NVIDIA is looking to take the sting out of creating virtual 3D worlds with a new artificial intelligence model. GET3D can generate characters, buildings, vehicles and other types of 3D objects, NVIDIA says. The model should be able to whip up shapes quickly too. The company notes that GET3D can generate around 20 objects per second using a single GPU.
Researchers trained the model using synthetic 2D images of 3D shapes taken from multiple angles. NVIDIA says it took just two days to feed around 1 million images into GET3D using A100 Tensor Core GPUs.
The model can create objects with “high-fidelity textures and complex geometric details,” NVIDIA’s Isha Salian wrote in a blog post. The shapes GET3D makes “are in the form of a triangle mesh, like a papier-mâché model, covered with a textured material,” Salian added.

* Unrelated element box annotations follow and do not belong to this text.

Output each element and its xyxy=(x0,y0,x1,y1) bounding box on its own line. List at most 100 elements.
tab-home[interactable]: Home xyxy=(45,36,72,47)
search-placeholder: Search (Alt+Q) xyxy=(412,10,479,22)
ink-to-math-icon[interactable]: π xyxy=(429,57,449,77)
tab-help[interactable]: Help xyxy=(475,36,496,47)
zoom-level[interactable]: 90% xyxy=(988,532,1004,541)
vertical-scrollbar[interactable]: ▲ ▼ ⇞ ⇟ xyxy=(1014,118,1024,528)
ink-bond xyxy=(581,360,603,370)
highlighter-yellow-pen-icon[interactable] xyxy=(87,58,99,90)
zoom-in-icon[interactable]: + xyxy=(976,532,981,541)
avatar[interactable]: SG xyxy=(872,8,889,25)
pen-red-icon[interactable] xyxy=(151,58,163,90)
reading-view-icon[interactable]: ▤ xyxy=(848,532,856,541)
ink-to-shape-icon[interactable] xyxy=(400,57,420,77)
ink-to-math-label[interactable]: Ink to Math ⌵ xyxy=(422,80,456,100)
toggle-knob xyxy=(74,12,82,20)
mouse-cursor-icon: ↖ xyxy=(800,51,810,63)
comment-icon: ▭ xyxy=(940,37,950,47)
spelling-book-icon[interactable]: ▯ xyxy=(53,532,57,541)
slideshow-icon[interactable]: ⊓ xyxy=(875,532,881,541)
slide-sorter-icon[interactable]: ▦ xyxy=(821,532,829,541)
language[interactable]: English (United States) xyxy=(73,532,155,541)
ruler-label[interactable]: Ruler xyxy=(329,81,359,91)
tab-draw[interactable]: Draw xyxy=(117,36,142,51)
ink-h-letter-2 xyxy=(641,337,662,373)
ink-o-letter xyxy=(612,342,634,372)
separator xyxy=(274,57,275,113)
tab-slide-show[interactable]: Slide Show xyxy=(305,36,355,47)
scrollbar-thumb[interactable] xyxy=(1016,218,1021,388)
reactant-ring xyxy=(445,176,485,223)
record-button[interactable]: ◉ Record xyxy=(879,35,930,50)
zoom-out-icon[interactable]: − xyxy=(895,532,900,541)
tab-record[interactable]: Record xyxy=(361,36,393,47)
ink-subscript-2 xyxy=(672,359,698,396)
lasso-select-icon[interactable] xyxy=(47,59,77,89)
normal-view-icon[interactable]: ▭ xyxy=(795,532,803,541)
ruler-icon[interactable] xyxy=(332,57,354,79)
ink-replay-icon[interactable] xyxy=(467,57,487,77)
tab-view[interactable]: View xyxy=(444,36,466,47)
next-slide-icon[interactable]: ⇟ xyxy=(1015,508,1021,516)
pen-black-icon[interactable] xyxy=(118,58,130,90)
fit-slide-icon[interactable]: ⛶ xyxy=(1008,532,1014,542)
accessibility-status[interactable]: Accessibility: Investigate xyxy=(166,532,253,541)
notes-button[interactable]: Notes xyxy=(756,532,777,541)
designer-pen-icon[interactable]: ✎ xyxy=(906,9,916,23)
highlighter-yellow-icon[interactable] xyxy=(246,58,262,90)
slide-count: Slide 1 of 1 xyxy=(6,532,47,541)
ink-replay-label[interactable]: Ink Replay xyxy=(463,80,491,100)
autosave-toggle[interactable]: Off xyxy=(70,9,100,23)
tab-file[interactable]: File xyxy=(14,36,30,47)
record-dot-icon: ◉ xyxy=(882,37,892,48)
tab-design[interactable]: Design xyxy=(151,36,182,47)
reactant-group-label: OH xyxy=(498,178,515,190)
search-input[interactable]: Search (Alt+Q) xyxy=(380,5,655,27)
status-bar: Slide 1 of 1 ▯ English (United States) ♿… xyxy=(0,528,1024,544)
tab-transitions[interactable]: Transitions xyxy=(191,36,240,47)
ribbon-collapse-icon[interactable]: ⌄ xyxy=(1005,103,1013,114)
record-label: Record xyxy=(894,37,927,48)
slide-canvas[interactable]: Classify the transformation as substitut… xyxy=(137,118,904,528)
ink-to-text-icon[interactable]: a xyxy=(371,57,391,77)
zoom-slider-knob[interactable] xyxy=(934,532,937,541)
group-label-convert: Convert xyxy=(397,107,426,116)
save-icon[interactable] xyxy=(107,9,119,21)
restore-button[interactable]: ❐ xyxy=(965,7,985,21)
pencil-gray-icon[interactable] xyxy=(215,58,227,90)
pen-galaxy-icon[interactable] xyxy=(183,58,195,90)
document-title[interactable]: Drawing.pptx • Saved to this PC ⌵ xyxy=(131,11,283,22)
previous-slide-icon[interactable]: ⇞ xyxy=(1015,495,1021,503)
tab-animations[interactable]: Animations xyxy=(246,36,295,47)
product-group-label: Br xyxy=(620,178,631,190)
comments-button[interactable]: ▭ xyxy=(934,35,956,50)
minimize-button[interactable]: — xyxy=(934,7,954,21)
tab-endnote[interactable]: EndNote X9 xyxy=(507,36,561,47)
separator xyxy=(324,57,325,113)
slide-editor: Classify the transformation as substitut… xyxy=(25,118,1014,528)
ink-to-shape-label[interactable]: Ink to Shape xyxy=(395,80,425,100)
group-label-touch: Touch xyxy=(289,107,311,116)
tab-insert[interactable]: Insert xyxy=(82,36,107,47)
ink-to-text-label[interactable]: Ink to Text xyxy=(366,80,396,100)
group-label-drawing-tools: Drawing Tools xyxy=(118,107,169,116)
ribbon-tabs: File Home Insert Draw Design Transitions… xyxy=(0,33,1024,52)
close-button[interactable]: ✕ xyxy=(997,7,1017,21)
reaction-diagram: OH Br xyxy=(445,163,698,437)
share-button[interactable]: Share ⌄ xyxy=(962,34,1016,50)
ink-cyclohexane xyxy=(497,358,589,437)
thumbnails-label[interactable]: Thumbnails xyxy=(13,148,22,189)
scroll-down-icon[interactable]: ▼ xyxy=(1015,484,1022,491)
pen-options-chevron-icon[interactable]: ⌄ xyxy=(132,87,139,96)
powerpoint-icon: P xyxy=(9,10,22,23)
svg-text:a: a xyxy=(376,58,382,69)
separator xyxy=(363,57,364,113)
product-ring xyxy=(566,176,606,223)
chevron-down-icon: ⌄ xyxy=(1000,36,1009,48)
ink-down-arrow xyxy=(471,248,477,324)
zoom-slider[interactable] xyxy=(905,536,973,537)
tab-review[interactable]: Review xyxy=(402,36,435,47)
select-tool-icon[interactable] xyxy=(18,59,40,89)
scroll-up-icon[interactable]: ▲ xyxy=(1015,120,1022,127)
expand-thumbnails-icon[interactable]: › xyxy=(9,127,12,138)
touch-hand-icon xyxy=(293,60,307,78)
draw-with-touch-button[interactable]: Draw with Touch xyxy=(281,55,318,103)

Users should be able to swiftly import the objects into game engines, 3D modelers and film renderers for editing, as GET3D will create them in compatible formats. That means it could be much easier for developers to create dense virtual worlds for games and the metaverse. NVIDIA cited robotics and architecture as other use cases.
The company said that, based on a training dataset of car images, GET3D was able to generate sedans, trucks, race cars and vans. It can also churn out foxes, rhinos, horses and bears after being trained on animal images. As you might expect, NVIDIA notes that the larger and more diverse the training set that’s fed into GET3D, “the more varied and detailed the output.”
With the help of another NVIDIA AI tool, StyleGAN-NADA, it’s possible to apply various styles to an object with text-based prompts. You might apply a burned-out look to a car, convert a model of a home into a haunted house or, as a video showing off the tech suggests, apply tiger stripes to any animal.
The NVIDIA Research team that created GET3D believes future versions could be trained on real-world images instead of synthetic data. It may also be possible to train the model on various types of 3D shapes at once, rather than having to focus on one object category at a given time.